Richiesta di ulteriori indagini
L'avvocato Stefano Bertone, rappresentante legale di diversi sopravvissuti e di 50 famiglie delle vittime, ha annunciato l'intenzione di presentare una causa contro lo Stato. In una conferenza stampa tenuta a Crotone, Bertone ha dichiarato che si recherà in Procura per chiedere ulteriori indagini e risposte che finora non sono state fornite dalla Guardia Costiera, come ad esempio la posizione precisa della motovedetta al momento del naufragio.
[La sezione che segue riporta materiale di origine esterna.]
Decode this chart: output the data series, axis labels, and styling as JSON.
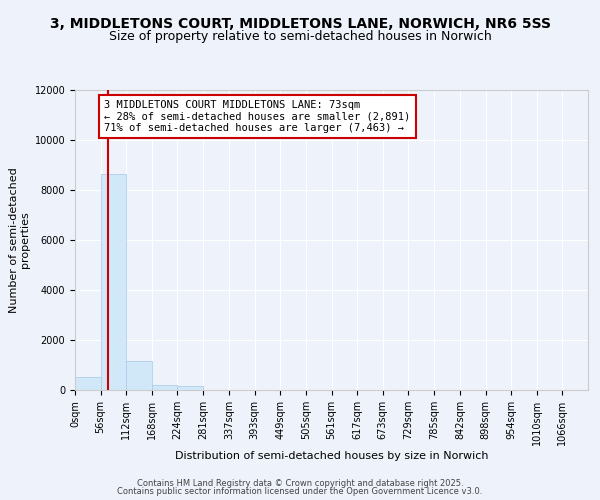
{
  "title1": "3, MIDDLETONS COURT, MIDDLETONS LANE, NORWICH, NR6 5SS",
  "title2": "Size of property relative to semi-detached houses in Norwich",
  "xlabel": "Distribution of semi-detached houses by size in Norwich",
  "ylabel": "Number of semi-detached\nproperties",
  "bar_edges": [
    0,
    56,
    112,
    168,
    224,
    281,
    337,
    393,
    449,
    505,
    561,
    617,
    673,
    729,
    785,
    842,
    898,
    954,
    1010,
    1066,
    1122
  ],
  "bar_heights": [
    530,
    8650,
    1180,
    195,
    150,
    18,
    4,
    2,
    1,
    1,
    0,
    0,
    0,
    0,
    0,
    0,
    0,
    0,
    0,
    0
  ],
  "bar_color": "#d0e8f8",
  "bar_edgecolor": "#a8c8e8",
  "property_size": 73,
  "property_label": "3 MIDDLETONS COURT MIDDLETONS LANE: 73sqm",
  "pct_smaller": 28,
  "pct_larger": 71,
  "n_smaller": 2891,
  "n_larger": 7463,
  "vline_color": "#cc0000",
  "annotation_box_edgecolor": "#cc0000",
  "ylim": [
    0,
    12000
  ],
  "yticks": [
    0,
    2000,
    4000,
    6000,
    8000,
    10000,
    12000
  ],
  "background_color": "#eef2fa",
  "footer_line1": "Contains HM Land Registry data © Crown copyright and database right 2025.",
  "footer_line2": "Contains public sector information licensed under the Open Government Licence v3.0.",
  "grid_color": "#ffffff",
  "title_fontsize": 10,
  "subtitle_fontsize": 9,
  "axis_label_fontsize": 8,
  "tick_fontsize": 7,
  "annotation_fontsize": 7.5
}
Commemorazione della tragedia
Per commemorare l'anniversario della tragedia, è stata organizzata una fiaccolata sulla spiaggia di Steccato di Cutro. Trentacinque peluche sistemati a cerchio e 94 candele accese hanno ricordato le vittime del naufragio. L'evento, organizzato dalla Rete 26 Febbraio, si è svolto alle 4 del mattino, l'orario in cui il caicco, partito dalla Turchia con circa 180 persone a bordo, si spezzò in due, arenandosi tra la violenza delle onde contro una secca a pochi metri dal litorale.
Critiche all'Europa
L'ex presidente del Consiglio e attuale presidente della Fondazione Italianieuropei, Massimo D'Alema, ha criticato l'Europa per aver interrotto la missione navale internazionale che aveva lo scopo di salvare i naufraghi ed evitare tragedie come quella di Cutro. D'Alema ha espresso queste considerazioni durante un convegno all'Università Magna Graecia di Catanzaro sul ruolo dell'Europa nel nuovo ordine internazionale.